Decentralized Finance (DeFi)

A blockchain-based financial system offering services like trading and lending without banks or other centralized intermediaries.

Decentralized finance (DeFi) refers to financial services built on public blockchains that operate without traditional intermediaries like banks, brokers, or payment processors. Instead of relying on a central institution to hold funds and approve transactions, DeFi uses smart contracts, which are self-executing programs on networks such as Ethereum and other smart contract platforms, to define rules and automate actions.

How DeFi works

In DeFi, users typically connect a crypto wallet to a decentralized application (dApp) and interact directly with smart contracts. These contracts can custody assets in escrow, calculate interest, swap tokens, or enforce collateral requirements, all according to transparent code. Because the logic is on-chain, many DeFi protocols are composable, meaning one application can plug into another, similar to building with open software libraries.
A common example is decentralized exchanges (DEXs), where users trade tokens from their wallets using automated market makers rather than a centralized order book. Another example is lending and borrowing, where users supply assets to a protocol to earn yield, while borrowers take loans by posting collateral, with liquidation mechanisms triggered automatically if collateral falls below required thresholds.
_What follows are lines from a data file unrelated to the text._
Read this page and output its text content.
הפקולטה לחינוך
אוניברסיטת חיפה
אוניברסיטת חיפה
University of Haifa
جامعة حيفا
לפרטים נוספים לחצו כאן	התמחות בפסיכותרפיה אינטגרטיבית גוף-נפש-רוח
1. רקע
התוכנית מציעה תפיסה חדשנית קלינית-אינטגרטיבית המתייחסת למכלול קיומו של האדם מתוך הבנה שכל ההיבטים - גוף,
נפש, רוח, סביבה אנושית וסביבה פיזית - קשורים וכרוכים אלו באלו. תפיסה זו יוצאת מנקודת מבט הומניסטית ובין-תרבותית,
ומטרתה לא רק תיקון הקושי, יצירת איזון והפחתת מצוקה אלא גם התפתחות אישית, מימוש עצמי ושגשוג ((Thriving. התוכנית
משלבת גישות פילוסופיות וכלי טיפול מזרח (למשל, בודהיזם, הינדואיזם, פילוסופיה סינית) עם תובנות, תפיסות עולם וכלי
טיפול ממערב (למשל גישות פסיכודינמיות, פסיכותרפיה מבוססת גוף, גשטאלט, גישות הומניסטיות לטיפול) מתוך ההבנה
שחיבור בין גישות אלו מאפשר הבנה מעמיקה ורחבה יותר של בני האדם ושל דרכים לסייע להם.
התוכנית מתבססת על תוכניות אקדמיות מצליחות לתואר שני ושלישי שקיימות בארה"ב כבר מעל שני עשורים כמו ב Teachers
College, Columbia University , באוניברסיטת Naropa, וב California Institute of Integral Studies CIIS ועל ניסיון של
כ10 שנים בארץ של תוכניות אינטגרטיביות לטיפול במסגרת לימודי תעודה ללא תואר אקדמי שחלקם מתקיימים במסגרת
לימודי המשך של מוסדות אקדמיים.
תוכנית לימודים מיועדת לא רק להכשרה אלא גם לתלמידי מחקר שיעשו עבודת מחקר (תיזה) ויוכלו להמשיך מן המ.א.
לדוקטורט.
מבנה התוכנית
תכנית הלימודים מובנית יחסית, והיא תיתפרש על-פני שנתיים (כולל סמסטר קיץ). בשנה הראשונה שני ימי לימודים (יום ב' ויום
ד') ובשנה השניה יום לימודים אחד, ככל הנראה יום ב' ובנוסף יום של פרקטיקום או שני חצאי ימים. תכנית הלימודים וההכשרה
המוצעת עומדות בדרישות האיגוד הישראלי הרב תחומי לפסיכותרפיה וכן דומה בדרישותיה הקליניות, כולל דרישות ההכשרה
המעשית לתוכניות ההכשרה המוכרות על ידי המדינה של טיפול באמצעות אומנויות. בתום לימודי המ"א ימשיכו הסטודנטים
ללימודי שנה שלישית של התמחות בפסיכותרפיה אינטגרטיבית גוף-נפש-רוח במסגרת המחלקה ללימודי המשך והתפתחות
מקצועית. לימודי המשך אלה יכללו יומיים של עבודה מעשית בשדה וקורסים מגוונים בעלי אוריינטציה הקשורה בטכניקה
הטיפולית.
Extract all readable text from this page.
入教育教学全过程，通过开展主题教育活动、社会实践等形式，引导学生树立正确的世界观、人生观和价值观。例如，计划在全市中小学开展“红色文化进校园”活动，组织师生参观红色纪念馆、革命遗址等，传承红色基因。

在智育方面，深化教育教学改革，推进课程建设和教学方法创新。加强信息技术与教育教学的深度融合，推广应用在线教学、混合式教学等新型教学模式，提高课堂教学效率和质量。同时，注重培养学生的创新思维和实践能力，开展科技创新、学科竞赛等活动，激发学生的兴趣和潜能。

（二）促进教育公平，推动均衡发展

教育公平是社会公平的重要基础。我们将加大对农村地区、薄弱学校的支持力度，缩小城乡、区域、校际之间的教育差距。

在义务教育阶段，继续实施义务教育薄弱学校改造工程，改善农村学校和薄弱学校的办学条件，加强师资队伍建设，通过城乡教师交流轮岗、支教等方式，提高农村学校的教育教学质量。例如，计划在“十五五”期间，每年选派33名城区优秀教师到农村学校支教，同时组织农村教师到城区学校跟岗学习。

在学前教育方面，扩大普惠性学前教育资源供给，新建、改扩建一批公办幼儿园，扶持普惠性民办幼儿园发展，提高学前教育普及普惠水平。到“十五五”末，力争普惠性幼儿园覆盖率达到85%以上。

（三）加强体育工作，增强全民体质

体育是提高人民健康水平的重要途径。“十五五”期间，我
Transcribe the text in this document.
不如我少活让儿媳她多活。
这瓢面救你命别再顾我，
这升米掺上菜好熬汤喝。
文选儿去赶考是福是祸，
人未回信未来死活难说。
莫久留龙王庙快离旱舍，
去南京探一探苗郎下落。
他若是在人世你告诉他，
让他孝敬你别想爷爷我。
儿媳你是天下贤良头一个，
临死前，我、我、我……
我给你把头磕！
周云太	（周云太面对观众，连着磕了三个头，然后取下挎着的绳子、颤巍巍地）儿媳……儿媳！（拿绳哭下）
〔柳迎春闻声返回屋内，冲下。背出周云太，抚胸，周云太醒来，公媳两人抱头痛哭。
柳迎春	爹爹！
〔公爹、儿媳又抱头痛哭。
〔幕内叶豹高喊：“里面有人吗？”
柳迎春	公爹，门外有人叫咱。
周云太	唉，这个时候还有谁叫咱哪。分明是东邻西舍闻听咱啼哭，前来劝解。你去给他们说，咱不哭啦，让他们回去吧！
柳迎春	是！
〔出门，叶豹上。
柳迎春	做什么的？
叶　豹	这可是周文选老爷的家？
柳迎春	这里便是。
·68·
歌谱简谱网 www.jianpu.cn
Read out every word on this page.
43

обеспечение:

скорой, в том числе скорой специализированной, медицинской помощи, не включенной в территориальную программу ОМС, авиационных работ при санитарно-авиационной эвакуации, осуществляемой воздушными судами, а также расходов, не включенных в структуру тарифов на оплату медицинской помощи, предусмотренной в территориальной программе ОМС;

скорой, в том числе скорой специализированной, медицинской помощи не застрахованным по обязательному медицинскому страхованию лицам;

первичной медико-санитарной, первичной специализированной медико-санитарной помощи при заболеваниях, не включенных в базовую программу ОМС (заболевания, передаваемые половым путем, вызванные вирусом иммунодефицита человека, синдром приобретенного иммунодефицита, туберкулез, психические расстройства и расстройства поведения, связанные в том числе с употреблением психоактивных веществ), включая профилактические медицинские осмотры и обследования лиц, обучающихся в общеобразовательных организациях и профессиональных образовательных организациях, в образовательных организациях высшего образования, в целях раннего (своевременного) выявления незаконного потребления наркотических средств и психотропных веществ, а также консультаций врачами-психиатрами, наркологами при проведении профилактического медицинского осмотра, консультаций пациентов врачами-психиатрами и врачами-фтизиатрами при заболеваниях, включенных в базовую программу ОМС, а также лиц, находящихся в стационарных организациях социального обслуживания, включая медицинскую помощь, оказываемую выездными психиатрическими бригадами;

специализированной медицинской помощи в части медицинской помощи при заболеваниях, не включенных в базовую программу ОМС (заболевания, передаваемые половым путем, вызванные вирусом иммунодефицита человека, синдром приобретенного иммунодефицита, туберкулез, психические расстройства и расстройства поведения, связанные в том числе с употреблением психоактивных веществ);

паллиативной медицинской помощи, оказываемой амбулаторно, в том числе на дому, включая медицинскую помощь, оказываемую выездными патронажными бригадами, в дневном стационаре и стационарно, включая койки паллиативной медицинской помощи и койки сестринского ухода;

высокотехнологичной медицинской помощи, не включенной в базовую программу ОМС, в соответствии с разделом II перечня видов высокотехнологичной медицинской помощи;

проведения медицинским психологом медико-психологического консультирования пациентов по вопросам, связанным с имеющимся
Benefits, trade-offs, and risks

DeFi can expand access by allowing anyone with an internet connection and a compatible wallet to use financial tools, often with fewer gatekeepers. It can also improve transparency, since transactions and contract states are publicly verifiable. However, DeFi introduces new risks, including smart contract bugs, protocol governance attacks, oracle failures, liquidity shocks, and user errors like sending funds to the wrong address. Many users also face challenges around fees, network congestion, and complex interfaces.

Why DeFi matters

DeFi matters because it experiments with an open, programmable financial layer where rules are enforced by code and participation is broadly accessible, influencing how future digital financial systems may be built.